La solitudine, prima durante e dopo
I luoghi dove si gioca sono ambienti per chi è solo ed è condannato a restare solo. Sono posti dove ti rendi conto che forse c’è chi sta peggio di te. E la solitudine cresce quando realizzi di avere un problema, una patologia, e non trovi nessuno che ti aiuti: “Oggi, temporaneamente mio padre sta meglio ed è in una casa di riposo che pago con la sua pensione, ma poi dovrò prendere una decisione alternativa perchè mio padre non è una persona anziana, ha solo 55 anni.

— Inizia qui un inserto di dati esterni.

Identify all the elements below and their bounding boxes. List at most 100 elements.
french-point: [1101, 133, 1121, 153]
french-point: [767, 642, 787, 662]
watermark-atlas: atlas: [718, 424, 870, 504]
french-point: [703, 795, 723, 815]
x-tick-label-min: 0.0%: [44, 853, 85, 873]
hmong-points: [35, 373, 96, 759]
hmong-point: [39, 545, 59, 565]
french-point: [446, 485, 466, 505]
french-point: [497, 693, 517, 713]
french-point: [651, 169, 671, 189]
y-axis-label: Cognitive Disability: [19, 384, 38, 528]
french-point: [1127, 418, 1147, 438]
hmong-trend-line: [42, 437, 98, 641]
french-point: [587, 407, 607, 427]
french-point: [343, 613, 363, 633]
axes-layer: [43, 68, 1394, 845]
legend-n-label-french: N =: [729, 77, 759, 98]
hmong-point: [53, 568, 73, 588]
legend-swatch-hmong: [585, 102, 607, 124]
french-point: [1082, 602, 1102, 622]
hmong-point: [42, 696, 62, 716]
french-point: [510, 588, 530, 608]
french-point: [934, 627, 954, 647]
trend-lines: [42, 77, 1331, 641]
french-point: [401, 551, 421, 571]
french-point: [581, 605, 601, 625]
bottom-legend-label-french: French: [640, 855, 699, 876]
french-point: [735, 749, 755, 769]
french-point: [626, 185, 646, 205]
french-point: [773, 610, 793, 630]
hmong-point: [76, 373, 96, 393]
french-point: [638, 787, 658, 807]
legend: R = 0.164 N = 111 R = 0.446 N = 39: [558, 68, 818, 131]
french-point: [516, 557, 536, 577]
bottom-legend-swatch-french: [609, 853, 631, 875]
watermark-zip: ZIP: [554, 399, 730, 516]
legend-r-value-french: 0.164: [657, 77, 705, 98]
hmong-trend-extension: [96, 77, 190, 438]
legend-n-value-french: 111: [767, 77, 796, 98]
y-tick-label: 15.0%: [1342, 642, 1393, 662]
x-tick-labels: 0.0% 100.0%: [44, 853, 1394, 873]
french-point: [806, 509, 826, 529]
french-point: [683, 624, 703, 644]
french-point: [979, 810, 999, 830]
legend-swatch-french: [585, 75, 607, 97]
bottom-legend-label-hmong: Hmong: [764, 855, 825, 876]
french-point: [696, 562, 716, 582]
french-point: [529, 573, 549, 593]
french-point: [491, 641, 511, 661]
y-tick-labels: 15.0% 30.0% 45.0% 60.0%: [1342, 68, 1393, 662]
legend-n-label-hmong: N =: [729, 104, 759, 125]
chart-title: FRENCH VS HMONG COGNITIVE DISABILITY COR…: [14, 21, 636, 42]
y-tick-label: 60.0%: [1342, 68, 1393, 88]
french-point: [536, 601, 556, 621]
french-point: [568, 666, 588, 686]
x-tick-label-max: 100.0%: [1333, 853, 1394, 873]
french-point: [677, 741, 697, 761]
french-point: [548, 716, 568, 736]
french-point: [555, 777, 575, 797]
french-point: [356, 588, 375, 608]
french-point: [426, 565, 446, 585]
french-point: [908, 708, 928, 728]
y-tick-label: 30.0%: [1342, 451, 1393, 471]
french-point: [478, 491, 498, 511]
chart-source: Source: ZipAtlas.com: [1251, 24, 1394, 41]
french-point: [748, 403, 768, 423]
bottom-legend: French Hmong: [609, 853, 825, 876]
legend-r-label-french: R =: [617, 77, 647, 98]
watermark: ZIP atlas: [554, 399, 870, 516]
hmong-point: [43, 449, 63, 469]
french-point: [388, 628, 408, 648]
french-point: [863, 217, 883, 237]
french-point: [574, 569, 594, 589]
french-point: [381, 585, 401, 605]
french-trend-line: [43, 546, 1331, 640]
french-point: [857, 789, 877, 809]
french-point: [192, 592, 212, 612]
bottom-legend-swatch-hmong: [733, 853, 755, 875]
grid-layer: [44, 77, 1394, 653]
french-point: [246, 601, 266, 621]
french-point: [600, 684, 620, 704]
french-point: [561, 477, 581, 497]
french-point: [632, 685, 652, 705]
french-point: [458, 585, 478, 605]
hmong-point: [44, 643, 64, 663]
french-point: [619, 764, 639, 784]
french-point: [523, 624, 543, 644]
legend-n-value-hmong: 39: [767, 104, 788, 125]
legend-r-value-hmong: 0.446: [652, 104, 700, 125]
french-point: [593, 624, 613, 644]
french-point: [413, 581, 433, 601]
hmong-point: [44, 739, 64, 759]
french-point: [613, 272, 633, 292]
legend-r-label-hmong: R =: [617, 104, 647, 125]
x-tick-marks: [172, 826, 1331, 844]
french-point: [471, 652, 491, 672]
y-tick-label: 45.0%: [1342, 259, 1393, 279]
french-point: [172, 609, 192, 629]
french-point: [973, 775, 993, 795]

Ma cosa farò? Come potrò evitare che mio padre continui a voler giocare? Non c’è una struttura adatta, non c’è una medicina, non c’è una soluzione e ci sono migliaia e infinite tentazioni. Eppure ci sono centinaia di persone – conclude – che hanno questi problemi e che spesso restano a soffrire in silenzio perchè si vergognano della loro condizione così come i loro familiari… ma chi le aiuta? Ci sono famiglie distrutte, mogli costrette a dare soldi ai mariti, madri e padri che non sanno come gestire i figli. Si organizzano convegni, tavole rotonde, proposte di legge, ma in concreto e soprattutto qua nel nostro territorio vige il menefreghismo, come dire “il problema è tuo e te lo risolvi”. Ma questa patologia non è uno scherzo, non è una stupidaggine. E’ un incubo che nel tempo distrugge e si prende tutto. Ma nel mio caso, non il coraggio di andare avanti”.